Nov 22, 2022 : Yesterday, Food Safety News reported that the "FDA sends warning to food firm in Chicago over violations at their bakery facility".
This story is interesting and instructive. Food Safety is a key concern for all of us in the food industry and reading about failures that occurred at another company, helps us learn and get better at ensuring food safety.
This is a particularly unusual situation in that the company clearly had a food safety plan, and oddly enough even identified the potential risk. The head scratching question is why it was discounted so easily given the potential for harm and financial consequences for the company.

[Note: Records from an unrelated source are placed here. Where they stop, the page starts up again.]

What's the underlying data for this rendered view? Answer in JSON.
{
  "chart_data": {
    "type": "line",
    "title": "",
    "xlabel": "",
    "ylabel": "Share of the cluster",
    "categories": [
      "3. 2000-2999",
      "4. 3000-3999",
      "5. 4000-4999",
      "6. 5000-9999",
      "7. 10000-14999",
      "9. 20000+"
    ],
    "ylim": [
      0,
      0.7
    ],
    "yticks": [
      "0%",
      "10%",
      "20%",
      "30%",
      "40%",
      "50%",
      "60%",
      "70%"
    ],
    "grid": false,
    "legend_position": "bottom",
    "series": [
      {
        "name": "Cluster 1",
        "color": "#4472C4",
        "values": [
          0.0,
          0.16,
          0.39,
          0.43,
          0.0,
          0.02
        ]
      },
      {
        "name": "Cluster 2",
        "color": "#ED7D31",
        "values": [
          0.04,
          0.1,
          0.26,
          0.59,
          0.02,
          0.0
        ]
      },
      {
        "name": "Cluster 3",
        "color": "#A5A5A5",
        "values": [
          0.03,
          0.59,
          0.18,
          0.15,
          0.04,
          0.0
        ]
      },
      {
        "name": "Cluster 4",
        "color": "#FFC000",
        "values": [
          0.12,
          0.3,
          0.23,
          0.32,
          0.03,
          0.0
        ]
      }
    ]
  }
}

In short, the FDA found that "The firm’s hazard analysis considered undeclared allergens at the packaging/labeling step, but determined that this hazard was not “Significant” (i.e., did not require a preventive control) because “[a]ll products contain wheat, milk, egg and soy which are known allergens. Products containing nuts or coconut, contain a unique allergen, tree nuts".
First, this is clearly a significant hazard (mis labeling and/or allergen cross contact). Secondly, because it was considered "not significant", basic controls such as ensuring segregation of ingredients, and running the line with least allergens to most was ignored. Honestly these are simple and "free" controls - running the line with product A with less allergens and then product B, is simply a scheduling issue, and adds zero cost.
In instances where there are multiple variants of a particular product, (especially so when some have unique allergens), ensuring that the correct label is applied is critical, and honestly, its not too complicated to do (ensuring segregation of product variations and QA-ing to ensure the right label was applied).
The impacts of these kind of breakdowns are especially potentially lethal to consumers with food allergies, and can impact the consumer's trust in labeling, and in our industry.
The rest of the letter is a good read, it includes breakdowns in labeling, inventory storage, exposure to environmental pathogens, lack of supplier controls etc.